Les questions clés incluent l’immigration, la relance de l’économie au ralenti et la meilleure façon d’aider l’Ukraine dans sa lutte contre la Russie.
Le parti populiste et anti-immigration Alternative pour l’Allemagne (AfD), qui obtient de bons résultats dans les sondages, a désigné Alice Weidel comme candidate à la chancellerie, mais n’a aucune chance d’accepter le poste, car les autres partis refusent de travailler avec le parti.

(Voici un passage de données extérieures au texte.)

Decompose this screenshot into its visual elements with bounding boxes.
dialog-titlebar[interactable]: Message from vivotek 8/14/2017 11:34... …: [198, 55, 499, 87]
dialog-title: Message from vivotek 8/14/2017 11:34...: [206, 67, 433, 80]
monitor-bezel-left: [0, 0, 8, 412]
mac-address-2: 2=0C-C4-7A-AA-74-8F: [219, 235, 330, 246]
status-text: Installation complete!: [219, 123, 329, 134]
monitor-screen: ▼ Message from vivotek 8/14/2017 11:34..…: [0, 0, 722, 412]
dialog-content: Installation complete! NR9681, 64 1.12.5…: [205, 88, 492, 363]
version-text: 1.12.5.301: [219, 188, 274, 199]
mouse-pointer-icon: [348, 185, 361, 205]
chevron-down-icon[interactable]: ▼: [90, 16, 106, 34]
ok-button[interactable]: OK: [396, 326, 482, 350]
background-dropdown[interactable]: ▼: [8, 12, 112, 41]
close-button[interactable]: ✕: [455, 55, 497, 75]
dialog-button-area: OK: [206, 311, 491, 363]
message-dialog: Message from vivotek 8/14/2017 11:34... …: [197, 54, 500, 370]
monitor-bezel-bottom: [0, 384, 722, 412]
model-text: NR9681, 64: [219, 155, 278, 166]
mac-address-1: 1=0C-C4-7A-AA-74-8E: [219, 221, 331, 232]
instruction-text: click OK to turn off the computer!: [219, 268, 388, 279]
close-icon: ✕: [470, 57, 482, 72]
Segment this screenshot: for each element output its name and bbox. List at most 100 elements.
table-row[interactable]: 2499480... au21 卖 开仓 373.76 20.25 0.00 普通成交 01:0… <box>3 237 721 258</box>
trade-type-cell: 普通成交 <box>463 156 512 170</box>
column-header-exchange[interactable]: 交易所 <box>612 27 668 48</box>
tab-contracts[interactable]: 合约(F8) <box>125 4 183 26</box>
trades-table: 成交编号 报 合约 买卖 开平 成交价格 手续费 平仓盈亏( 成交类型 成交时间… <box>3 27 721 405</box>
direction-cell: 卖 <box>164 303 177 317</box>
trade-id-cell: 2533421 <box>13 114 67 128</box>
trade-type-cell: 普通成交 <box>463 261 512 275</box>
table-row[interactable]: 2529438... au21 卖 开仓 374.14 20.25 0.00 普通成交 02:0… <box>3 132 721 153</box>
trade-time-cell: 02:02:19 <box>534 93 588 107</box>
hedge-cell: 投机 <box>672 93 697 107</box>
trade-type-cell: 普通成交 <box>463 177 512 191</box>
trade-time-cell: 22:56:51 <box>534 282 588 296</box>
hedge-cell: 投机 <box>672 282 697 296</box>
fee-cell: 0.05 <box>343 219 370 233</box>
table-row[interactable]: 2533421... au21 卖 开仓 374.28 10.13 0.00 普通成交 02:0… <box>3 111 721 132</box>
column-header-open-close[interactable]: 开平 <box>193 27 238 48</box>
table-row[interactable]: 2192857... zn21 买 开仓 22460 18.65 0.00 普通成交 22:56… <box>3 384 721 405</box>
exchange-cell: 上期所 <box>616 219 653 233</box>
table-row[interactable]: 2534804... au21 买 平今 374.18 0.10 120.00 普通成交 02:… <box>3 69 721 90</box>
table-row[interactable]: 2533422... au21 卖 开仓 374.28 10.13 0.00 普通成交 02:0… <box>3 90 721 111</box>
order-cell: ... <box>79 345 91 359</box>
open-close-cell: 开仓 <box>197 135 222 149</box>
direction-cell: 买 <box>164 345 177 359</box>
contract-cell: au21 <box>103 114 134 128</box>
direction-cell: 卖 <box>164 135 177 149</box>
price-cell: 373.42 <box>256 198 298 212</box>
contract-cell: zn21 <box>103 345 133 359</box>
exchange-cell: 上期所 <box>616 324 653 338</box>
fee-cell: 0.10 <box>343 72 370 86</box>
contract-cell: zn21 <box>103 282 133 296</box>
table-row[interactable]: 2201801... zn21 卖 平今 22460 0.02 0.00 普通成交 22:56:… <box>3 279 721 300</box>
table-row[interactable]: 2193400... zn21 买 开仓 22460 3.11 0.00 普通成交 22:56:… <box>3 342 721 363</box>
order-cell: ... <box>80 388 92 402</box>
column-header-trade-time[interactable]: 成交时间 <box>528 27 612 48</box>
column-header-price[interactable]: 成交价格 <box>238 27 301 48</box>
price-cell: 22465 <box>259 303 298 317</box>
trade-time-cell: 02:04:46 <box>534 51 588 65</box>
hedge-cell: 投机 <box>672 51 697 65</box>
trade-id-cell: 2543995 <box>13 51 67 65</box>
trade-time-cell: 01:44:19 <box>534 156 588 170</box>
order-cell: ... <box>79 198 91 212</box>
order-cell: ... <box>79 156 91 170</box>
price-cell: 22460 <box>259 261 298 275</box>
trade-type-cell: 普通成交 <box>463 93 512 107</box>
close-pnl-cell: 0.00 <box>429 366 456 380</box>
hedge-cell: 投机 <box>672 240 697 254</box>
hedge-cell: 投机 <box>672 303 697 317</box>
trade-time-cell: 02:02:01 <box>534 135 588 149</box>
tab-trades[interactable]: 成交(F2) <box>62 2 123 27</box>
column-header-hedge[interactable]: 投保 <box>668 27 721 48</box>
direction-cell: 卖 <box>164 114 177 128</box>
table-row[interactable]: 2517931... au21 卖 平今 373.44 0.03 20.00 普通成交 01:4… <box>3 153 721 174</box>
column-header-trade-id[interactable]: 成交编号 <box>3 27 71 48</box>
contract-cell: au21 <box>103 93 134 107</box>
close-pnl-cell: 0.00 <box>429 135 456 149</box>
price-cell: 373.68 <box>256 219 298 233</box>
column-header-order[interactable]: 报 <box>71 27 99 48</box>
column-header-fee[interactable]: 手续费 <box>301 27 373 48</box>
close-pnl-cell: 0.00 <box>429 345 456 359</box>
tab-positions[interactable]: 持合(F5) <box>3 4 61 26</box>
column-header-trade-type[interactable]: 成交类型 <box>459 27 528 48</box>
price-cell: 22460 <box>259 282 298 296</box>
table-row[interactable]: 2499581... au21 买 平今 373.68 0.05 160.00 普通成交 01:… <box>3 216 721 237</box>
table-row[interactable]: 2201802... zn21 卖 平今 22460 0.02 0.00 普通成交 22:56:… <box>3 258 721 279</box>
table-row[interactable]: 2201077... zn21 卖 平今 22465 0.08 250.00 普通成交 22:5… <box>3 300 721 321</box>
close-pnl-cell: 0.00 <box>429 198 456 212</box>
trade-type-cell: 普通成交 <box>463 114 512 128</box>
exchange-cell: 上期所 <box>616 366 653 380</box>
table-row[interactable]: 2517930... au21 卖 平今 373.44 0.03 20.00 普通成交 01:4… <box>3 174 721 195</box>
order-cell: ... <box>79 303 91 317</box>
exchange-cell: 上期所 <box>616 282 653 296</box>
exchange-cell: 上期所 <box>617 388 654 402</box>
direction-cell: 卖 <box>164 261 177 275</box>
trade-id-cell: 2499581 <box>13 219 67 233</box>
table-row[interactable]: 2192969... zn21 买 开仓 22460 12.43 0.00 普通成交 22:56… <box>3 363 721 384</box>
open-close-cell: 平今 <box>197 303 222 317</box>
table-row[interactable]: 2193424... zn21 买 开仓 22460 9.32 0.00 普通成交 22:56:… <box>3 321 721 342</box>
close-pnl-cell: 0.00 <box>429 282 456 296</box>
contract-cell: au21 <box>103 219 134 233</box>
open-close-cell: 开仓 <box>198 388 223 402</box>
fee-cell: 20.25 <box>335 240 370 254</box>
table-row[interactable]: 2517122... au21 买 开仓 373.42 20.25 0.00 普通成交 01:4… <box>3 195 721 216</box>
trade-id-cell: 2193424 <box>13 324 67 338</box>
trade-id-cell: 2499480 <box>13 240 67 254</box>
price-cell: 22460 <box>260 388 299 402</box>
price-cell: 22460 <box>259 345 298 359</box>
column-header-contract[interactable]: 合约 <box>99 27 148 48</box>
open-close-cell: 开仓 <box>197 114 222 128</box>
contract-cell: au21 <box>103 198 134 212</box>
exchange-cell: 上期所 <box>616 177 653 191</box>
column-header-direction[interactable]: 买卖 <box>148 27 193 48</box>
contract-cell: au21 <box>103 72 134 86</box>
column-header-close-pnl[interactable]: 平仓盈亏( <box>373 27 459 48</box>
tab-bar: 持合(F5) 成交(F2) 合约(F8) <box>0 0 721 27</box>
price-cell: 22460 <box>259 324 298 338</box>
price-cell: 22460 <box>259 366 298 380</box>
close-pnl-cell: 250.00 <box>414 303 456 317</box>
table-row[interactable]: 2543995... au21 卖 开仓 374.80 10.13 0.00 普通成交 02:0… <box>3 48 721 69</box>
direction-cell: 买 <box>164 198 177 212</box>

Le système électoral allemand produit traditionnellement des coalitions et les sondages ne montrent aucun parti qui se rapproche de la majorité absolue à lui seul. L’élection devrait être suivie de semaines de négociations pour former un nouveau gouvernement.
C’est seulement la quatrième fois que le Bundestag est dissous avant terme dans le cadre de la constitution allemande de l’après-Seconde Guerre mondiale. Cela s’était déjà produit sous le chancelier Willy Brandt en 1972, Helmut Kohl en 1982 et Gerhard Schröder en 2005. Ce dernier avait utilisé le vote de confiance pour organiser des élections anticipées remportées de justesse par sa rivale de centre droit Angela Merkel.